Features 1 minute 28 July 2021

Edomae Sushi

Michelin Inspectors in Japan reveal their favourite ingredients

Tokyo Japan

Sushi’s roots lie in food preserved by fermentation – a process that, according to literature, dates back 1,300 years ago to the Nara period. Nigiri sushi is said to have first been offered by a street vendor in Tokyo during the Edo period. As there was no ice or any extensive distribution network, so various methods were used to preserve fish from Tokyo Bay, including preserving it in salt or vinegar and boiling it. This is the Edomae way: wisdom handed down from predecessors, but with modern-day innovation. Staying the same involves continual change.

Let’s take a closer look at the Edomae sushi ingredients of 9 Michelin Starred Sushi restaurants featured in the MICHELIN Guide Tokyo:

Read More: MICHELIN Guide Tokyo 2021 Selection Announcement

Gizzard shad – all the more exquisite with Edomae techniques

Gizzard shad was made for sushi. It’s not suited to grilling or boiling; but when preserved in salt or vinegar, it takes on an exquisite flavour.

Nihombashi-kakigaracho Sugita 
1 Michelin Star, MICHELIN Guide Tokyo 2021

From kaiseki snacks to sushi ‘vegetables’

Vegetables cooked in dashi and hand pressed – it’s the Japanese cooking techniques that make it work. Like a ‘samurai of the sushi world’, the chef treats customers to both Japanese cuisine and sushi.

1 Michelin Star, MICHELIN Guide Tokyo 2021

Toro – the Edomae Star

To emphasise the natural fragrance of red fleshed fish, the chef does not marinate it. Toro is let to rest to bring out the fatty flavour.

2 Michelin Stars, MICHELIN Guide Tokyo 2021

Katsuo – following in his father’s footsteps

The chef’s father is Jiro Ono, the world-famous sushi chef. Smoked over straw, the katsuo takes on a wonderful fragrance—one that sets this piece apart from all the rest.

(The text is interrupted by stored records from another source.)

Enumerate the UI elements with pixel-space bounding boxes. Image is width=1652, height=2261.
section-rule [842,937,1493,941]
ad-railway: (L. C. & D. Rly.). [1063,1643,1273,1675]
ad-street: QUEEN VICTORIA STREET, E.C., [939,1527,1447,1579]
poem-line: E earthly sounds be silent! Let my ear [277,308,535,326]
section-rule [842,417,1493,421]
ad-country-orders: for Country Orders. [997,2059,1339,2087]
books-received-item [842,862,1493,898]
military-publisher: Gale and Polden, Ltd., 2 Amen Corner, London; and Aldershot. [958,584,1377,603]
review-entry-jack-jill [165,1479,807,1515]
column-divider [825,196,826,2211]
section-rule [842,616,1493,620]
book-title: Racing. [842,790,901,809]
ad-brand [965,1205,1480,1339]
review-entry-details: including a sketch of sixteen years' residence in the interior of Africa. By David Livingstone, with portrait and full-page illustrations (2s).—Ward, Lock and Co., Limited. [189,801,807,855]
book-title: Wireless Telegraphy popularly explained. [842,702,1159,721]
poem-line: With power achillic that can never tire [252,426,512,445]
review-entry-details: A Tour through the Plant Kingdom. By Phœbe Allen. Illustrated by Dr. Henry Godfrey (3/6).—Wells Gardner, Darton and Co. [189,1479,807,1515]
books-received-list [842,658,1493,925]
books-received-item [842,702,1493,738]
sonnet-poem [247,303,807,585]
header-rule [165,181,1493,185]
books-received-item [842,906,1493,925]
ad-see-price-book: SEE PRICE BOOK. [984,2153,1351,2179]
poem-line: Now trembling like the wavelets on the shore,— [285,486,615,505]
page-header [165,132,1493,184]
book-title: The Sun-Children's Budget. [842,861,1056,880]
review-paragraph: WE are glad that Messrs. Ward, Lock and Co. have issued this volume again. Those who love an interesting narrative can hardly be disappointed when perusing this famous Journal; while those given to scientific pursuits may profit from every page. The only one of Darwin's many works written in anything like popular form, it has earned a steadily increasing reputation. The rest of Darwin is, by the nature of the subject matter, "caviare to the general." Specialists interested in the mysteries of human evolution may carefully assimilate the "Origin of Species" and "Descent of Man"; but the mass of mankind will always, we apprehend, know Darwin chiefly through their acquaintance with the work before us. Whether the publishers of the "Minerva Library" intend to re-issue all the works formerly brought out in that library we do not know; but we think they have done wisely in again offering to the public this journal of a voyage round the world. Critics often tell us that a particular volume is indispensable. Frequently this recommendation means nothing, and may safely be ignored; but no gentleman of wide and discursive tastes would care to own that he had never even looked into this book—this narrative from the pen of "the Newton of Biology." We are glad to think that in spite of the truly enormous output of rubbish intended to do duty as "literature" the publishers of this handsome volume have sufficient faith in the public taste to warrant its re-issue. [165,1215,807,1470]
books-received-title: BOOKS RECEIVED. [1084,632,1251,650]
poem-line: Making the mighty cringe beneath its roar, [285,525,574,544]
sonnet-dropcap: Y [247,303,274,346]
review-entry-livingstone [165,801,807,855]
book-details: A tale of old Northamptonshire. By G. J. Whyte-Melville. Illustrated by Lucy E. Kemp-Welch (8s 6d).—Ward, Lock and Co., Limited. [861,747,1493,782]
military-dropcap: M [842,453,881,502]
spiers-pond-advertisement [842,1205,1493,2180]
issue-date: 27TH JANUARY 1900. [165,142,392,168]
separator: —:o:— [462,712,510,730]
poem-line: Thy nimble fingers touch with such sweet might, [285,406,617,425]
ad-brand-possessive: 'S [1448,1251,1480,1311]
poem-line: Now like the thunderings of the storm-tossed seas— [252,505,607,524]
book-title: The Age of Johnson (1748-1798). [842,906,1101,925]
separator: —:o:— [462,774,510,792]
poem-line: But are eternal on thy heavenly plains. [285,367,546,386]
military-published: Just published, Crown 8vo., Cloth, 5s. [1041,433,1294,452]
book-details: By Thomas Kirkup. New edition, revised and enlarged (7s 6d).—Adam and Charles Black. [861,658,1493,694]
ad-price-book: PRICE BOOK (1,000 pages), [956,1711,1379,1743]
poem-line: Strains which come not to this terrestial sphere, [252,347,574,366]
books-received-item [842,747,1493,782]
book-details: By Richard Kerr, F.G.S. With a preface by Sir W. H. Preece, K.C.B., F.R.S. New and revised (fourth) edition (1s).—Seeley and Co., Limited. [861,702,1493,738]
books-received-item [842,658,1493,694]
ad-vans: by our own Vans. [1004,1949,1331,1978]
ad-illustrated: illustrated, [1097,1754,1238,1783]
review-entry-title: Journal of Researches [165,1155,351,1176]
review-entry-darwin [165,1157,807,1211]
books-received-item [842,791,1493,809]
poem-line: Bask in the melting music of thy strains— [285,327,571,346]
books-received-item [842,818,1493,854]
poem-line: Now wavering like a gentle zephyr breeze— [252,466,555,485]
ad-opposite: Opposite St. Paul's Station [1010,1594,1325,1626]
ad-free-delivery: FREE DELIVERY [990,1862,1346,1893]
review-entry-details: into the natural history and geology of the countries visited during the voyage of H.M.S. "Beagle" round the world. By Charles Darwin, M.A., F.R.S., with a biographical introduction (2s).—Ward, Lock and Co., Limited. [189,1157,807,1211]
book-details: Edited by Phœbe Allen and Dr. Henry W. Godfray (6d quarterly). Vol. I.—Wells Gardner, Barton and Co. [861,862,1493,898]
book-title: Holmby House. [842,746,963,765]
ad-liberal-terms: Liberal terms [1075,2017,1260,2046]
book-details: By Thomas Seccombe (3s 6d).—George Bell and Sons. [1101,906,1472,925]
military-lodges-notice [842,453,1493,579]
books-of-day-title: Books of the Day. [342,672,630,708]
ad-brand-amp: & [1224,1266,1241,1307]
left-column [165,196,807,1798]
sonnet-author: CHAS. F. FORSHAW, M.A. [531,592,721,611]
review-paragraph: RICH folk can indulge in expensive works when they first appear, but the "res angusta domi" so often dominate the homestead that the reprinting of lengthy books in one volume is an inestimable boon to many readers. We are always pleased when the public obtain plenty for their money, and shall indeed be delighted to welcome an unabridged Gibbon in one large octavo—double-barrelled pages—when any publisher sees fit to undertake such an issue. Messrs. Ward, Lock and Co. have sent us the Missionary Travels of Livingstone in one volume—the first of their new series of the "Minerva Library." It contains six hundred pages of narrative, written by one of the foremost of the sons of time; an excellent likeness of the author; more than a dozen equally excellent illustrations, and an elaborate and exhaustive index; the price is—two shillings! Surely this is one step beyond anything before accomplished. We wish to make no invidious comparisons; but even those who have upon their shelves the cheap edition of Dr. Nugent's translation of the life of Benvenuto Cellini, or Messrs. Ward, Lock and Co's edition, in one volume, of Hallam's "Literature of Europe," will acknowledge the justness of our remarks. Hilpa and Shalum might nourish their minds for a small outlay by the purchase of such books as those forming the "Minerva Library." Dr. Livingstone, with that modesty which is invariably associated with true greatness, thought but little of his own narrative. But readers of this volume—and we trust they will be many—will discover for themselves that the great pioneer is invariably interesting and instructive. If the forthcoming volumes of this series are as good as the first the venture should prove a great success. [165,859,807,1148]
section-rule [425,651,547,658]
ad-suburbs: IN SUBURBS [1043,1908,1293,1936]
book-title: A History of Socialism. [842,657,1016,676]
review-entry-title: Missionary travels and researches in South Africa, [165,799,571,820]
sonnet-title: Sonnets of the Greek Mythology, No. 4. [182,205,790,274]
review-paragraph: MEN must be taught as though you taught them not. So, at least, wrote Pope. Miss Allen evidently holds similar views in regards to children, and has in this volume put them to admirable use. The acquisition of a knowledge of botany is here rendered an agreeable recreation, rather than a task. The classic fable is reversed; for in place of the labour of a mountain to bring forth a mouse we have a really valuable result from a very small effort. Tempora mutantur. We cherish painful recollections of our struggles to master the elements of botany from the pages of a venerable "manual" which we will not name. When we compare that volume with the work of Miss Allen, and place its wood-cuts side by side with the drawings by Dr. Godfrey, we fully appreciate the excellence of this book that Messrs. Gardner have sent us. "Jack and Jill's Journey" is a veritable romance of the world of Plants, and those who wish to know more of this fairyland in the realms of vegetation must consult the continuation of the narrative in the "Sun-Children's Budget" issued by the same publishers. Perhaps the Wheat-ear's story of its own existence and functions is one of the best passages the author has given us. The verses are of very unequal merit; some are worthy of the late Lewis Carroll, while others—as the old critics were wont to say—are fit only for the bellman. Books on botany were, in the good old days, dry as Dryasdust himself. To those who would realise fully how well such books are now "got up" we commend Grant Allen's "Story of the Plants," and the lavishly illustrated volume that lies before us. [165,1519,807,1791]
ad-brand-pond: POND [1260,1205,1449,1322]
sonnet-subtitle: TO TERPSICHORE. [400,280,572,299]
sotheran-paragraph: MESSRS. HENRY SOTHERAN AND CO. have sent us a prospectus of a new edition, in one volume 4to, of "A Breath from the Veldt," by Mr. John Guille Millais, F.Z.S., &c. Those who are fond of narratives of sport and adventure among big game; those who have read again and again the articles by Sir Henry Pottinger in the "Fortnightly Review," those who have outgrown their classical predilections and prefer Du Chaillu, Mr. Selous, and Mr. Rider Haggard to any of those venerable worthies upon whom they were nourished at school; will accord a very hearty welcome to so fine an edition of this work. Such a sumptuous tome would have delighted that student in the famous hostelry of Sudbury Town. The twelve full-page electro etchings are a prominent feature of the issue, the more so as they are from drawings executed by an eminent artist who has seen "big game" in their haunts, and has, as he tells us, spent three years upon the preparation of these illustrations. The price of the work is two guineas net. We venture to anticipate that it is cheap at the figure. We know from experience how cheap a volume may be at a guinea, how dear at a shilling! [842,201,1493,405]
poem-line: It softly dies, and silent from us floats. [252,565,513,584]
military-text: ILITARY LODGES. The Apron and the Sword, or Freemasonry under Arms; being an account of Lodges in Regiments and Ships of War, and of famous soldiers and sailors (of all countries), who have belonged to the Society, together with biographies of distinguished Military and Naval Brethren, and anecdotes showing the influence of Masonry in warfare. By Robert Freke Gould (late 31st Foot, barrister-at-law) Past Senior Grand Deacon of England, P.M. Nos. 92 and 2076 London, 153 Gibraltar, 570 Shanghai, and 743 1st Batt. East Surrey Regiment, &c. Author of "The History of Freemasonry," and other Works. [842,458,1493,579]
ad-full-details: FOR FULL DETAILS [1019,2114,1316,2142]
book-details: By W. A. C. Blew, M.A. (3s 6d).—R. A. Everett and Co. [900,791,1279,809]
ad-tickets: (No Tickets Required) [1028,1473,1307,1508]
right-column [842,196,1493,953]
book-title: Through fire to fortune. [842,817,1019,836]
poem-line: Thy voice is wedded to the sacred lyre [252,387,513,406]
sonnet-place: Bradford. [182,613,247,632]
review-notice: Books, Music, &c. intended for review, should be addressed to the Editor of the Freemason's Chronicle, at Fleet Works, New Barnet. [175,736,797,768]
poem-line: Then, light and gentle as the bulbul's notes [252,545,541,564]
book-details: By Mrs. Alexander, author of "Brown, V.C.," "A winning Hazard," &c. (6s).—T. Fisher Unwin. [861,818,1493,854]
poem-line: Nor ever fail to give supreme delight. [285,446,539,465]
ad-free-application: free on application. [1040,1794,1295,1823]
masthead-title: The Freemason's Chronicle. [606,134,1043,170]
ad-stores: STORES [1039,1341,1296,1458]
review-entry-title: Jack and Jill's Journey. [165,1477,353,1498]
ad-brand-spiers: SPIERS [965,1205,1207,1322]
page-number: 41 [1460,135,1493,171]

Sukiyabashi Jiro Roppongiten
2 Michelin Stars, MICHELIN Guide Tokyo 2021
CHEF: Takashi ONO

Uni – late-summer harmony

Red uni from Karatsu is garnished with vegetables pickled in sake lees in late summer. The flavour of aged sake lees goes extremely well with the rich uni.

Kobikicho Tomoki
2 Michelin Stars, MICHELIN Guide Tokyo 2021

Prawn – the Japanese way

The prawn immediately grabs your attention, as if there on the counter ready to greet you. Put this big piece in your mouth whole and you’ll know what it means to experience gourmet’s luck!

Higashiazabu Amamoto
2 Michelin Stars, MICHELIN Guide Tokyo 2021
CHEF : Masamichi AMAMOTO

Salmon roe – the summit of matured flavour

The chef here has his own, original method of ageing the sushi. Salmon roe is salt-cured and dried to maximise the flavour. The sticky texture and the firm vinegared rice make for a wonderful contrast.

Sushi Kimura
2 Michelin Stars, MICHELIN Guide Tokyo 2021

Nihamaguri – via Manga!

After reading a manga about sushi, the chef came to Japan from South Korea. His passion takes after that of the main character. Nihamaguri is a typical example of Edomae sushi, known for its tenderness and shellfish flavour.

Sushiya Shota
1 Michelin Star, MICHELIN Guide Tokyo 2021
CHEF : Moon Kyung Hwan

Anago you won’t need to chew

The anago is cooked slowly in a broth that was first created when the restaurant opened. It is so soft it almost melts in your mouth. You won’t find another piece of sushi so delicately prepared.